お母さん鳥が卵を心配するからあっちでおやつを食べましょう」


「あい」

 素直に返事をしてくれた弟の手を引いて両親の元へ行く。


 お父様はお母様に膝を貸しつつ、何かの書類を見ていた。


「お父様、ピクニックに来てまでお仕事ですか?」


「井戸のポンプと馬車の座面の注文の方は落ち着いて来たが、時計、ミシン、冷蔵庫、ハンドミキサー。

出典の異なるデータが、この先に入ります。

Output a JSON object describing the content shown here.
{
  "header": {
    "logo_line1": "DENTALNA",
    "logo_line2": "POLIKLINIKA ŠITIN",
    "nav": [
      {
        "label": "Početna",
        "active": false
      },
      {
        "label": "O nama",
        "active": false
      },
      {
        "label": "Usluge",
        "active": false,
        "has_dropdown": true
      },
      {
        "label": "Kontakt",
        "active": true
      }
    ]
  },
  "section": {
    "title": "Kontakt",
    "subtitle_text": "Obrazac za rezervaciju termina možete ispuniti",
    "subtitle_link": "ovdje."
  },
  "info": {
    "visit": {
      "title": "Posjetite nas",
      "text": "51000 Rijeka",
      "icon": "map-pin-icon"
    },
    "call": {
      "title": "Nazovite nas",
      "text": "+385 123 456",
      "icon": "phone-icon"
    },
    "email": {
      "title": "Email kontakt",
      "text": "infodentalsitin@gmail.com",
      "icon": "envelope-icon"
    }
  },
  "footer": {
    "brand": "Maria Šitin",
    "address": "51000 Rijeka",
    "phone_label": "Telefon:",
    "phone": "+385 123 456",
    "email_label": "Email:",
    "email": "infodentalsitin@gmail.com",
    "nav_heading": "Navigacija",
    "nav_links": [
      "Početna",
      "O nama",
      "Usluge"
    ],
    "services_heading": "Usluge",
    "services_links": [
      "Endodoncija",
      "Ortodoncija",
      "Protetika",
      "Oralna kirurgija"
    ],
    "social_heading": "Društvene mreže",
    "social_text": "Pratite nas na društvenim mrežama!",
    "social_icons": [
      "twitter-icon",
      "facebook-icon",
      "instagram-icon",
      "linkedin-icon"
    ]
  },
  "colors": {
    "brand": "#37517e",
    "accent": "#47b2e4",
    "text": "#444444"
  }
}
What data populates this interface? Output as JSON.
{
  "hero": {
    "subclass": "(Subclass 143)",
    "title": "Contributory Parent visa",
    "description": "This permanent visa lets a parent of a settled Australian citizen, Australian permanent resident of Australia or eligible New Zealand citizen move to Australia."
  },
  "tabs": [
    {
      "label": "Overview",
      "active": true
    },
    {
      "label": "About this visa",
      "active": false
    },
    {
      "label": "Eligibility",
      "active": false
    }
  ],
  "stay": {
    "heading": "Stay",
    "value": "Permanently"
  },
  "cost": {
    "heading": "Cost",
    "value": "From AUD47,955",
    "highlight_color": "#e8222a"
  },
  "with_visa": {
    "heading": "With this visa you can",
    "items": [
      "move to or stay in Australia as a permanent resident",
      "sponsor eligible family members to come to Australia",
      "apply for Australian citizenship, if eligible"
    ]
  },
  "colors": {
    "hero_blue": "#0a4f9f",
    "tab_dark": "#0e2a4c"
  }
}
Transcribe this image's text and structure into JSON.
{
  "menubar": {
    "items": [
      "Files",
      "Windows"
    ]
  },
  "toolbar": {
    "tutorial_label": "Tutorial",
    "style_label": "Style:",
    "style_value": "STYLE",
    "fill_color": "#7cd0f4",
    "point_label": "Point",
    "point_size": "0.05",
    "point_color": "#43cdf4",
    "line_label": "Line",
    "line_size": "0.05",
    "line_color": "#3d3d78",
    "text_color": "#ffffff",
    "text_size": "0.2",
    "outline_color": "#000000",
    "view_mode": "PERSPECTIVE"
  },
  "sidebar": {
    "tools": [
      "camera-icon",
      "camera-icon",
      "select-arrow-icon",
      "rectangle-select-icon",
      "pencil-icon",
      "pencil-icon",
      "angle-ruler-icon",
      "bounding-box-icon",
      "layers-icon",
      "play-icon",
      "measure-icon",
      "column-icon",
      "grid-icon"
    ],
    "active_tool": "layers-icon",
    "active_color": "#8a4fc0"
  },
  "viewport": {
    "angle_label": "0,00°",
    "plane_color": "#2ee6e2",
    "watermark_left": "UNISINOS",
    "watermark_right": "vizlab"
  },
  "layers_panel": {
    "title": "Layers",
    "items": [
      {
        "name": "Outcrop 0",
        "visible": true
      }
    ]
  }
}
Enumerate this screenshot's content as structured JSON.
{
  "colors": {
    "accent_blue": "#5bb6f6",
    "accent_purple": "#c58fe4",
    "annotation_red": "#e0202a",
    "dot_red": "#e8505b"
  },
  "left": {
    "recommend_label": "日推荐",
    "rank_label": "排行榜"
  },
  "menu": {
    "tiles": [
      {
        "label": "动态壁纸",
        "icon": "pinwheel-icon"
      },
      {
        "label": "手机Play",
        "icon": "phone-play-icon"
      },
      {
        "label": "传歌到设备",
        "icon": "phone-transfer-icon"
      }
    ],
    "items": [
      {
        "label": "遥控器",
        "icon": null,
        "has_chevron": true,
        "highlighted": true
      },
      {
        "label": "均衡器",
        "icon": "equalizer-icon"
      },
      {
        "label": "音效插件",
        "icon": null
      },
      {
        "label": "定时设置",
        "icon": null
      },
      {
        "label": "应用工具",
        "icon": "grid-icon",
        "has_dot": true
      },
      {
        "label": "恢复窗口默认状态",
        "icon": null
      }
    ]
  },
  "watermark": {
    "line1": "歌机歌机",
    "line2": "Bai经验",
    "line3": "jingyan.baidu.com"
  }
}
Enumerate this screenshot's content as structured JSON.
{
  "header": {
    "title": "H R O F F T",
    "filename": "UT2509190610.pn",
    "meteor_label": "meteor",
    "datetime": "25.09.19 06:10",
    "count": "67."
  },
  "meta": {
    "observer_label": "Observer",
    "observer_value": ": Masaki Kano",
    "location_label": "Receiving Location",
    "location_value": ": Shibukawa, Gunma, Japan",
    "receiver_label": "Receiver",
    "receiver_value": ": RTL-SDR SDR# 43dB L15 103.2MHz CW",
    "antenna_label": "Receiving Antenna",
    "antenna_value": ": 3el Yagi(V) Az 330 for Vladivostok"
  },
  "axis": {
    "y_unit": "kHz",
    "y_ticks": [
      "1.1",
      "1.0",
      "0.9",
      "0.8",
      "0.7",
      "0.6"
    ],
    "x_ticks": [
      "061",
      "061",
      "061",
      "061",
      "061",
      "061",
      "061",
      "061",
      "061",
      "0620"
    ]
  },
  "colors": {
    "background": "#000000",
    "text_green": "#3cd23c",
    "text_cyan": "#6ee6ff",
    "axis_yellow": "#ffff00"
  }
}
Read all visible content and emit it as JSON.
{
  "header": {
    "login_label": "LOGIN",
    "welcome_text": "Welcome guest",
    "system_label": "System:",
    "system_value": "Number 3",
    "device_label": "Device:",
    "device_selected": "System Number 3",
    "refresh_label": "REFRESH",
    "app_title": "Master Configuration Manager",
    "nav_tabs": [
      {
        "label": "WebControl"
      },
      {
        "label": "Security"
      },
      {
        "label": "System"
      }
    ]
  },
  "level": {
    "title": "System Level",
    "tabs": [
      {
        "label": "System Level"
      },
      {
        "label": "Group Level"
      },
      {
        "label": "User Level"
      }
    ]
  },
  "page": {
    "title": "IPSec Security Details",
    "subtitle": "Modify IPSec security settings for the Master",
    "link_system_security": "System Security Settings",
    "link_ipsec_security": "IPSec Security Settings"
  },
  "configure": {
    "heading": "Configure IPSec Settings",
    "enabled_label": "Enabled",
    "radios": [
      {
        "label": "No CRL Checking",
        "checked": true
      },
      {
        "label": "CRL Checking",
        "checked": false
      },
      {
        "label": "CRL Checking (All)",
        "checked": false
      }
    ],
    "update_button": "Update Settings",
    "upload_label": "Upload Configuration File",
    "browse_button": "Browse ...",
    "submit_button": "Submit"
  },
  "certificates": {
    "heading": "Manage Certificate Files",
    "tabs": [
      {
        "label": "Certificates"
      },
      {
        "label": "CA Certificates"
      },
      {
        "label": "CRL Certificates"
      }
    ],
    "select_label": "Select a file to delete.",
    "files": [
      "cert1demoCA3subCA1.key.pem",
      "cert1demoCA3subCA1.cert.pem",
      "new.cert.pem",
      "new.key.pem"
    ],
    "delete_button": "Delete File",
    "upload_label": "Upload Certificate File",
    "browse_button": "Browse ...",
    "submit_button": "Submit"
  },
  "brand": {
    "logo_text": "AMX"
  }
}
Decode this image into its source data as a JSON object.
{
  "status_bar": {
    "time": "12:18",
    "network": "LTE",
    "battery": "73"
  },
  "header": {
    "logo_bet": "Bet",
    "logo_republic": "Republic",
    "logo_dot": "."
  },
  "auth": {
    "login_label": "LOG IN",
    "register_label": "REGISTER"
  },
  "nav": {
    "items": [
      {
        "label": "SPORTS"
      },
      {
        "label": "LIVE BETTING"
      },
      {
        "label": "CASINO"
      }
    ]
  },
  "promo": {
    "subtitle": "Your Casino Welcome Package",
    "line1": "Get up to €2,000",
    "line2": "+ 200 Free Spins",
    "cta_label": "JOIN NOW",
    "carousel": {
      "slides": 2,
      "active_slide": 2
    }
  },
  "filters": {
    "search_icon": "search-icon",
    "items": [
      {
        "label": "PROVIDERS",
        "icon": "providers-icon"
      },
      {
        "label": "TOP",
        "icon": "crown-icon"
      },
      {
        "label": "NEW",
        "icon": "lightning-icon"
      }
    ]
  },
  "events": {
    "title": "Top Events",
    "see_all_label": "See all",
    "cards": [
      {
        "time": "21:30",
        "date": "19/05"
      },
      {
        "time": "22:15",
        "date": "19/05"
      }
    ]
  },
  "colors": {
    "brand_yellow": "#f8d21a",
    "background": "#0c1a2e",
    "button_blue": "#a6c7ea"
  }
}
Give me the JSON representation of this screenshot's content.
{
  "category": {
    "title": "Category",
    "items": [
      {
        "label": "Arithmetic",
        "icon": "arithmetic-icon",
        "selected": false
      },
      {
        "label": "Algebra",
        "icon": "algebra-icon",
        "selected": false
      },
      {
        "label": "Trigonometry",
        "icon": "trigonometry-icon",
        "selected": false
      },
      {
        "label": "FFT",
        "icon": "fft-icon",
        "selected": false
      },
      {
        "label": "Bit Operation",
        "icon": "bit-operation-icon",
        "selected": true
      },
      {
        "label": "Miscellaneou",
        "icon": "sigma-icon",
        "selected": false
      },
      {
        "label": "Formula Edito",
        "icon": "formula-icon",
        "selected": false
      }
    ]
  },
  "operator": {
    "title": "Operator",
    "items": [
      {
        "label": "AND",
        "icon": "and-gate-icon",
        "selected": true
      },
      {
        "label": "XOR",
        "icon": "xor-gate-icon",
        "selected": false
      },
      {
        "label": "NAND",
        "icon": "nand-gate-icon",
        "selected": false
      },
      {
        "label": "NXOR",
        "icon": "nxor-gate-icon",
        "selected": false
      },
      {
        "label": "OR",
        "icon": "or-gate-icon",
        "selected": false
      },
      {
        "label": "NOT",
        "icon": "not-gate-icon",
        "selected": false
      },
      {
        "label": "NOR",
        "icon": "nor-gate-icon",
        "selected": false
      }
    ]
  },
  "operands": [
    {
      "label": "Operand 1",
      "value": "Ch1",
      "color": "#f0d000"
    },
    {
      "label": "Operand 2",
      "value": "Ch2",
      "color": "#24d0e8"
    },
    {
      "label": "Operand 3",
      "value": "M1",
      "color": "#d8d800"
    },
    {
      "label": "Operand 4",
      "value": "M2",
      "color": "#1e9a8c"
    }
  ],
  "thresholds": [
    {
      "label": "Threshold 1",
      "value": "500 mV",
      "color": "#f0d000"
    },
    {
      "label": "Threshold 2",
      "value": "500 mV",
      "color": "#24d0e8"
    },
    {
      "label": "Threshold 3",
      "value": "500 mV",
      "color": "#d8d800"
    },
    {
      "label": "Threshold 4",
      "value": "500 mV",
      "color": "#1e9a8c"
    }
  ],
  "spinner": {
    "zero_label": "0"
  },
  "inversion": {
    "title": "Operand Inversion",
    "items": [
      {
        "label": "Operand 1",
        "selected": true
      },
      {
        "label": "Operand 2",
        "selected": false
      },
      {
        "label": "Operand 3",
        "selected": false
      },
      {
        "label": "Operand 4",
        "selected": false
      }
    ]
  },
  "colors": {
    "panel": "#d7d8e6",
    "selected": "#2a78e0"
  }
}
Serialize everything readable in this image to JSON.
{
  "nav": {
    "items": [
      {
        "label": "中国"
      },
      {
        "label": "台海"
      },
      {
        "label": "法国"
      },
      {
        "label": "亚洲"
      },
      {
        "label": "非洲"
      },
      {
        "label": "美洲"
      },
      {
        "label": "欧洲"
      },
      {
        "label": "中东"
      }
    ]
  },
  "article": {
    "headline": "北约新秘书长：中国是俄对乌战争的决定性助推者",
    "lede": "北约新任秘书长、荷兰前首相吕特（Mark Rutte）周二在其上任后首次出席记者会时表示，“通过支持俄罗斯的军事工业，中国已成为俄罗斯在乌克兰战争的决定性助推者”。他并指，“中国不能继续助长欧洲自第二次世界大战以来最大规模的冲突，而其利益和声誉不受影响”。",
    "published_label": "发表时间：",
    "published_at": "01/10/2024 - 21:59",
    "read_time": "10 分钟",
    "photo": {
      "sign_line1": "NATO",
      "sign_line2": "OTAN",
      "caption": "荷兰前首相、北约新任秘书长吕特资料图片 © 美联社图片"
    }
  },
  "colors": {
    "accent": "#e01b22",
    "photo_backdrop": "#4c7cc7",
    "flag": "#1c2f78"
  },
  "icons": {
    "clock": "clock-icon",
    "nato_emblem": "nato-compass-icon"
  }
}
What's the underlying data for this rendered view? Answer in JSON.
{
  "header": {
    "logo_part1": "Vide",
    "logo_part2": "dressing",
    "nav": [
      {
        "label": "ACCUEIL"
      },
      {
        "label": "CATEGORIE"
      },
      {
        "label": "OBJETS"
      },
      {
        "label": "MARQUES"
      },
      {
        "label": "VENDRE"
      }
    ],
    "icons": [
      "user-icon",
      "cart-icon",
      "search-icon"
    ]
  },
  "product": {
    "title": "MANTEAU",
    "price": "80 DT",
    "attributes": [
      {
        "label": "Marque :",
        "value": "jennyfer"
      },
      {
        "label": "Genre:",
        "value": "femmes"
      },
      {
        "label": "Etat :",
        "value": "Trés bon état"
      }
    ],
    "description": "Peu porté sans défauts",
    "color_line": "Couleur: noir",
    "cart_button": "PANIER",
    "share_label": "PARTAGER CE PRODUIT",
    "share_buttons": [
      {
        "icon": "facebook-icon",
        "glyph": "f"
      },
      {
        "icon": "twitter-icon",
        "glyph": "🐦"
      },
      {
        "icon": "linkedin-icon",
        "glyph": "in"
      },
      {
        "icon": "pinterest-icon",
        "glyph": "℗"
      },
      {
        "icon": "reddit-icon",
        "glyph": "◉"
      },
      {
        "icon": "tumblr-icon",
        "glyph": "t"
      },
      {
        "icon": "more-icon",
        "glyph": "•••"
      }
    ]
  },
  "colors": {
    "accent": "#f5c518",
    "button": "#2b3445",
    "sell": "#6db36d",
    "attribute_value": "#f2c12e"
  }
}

ひき肉機にセイマイキ。菜種油。米。チョコに砂糖。加えてバドミントン。

どんどん商品が増えて確認事項が多いからな。

石鹸、シャンプー、リンスの方は販売してる商社のシャッツがしっかりやってくれて、もう手がかからないから楽だが」



 すみません! お金の為です! 許してください!



「お父様。時計、ミシン、ハンドミキサー、精米機とかもまとめて機械部門課を作りましょうか?」

「そうだな。それを作るとだいぶ楽になりそうだ」


「ミシンの方は王都に人をやって講座を開いて欲しいらしいそうですから、人を選んで場所の予約なども手配中で、温泉地の人員の話は両親とお兄様とも今度、親戚の誕生会に少し顔を出すので、その時に詳しく話をしておきます」



 お母様はそう言ってむくりと体を起こした。

 膝枕ボーナスタイムがもう終わってしまった。



「お父様にもお母様にも、お手数をおかけいたします」


「ティアの商品のお陰でお金の心配は無くなっているから良いんだよ。

助かっている」


「そうよ。私も私の仕事をしているだけなの。

今度お兄様の9歳になる娘に誕生日プレゼントも贈れるし、感謝しているのよ」


 今まで貧乏で、贈りたくても贈れなかったのか……。


「ああ、伯爵領の跡継ぎのエラード伯父様。

お母様の里帰りの時は奥方の実家に行ってたせいで、すれ違いで会えなかったという」


「そう。あのティアの従姉妹にあたる子に、今年こそ贈り物をしようかと思っているの」


「お母様。まだ贈る物が決まっていないなら、私が作ったお人形を贈りましょうか?」


「もしかして、あの手足が動く、美しいお人形を?」

「ええ。お人形はちょうど二人目を作っている所でしたし」


 9歳くらいにもなれば、高級っぽいお人形は、それなりに大事に扱ってくれるのではないかな。


「それなら、きっと喜ぶでしょうね」

「せっかくならチョコケーキも贈ったらどうかな?」

「ええ、良いですね。チョコの宣伝にもなりますし」


 私もお父様の提案に同意した。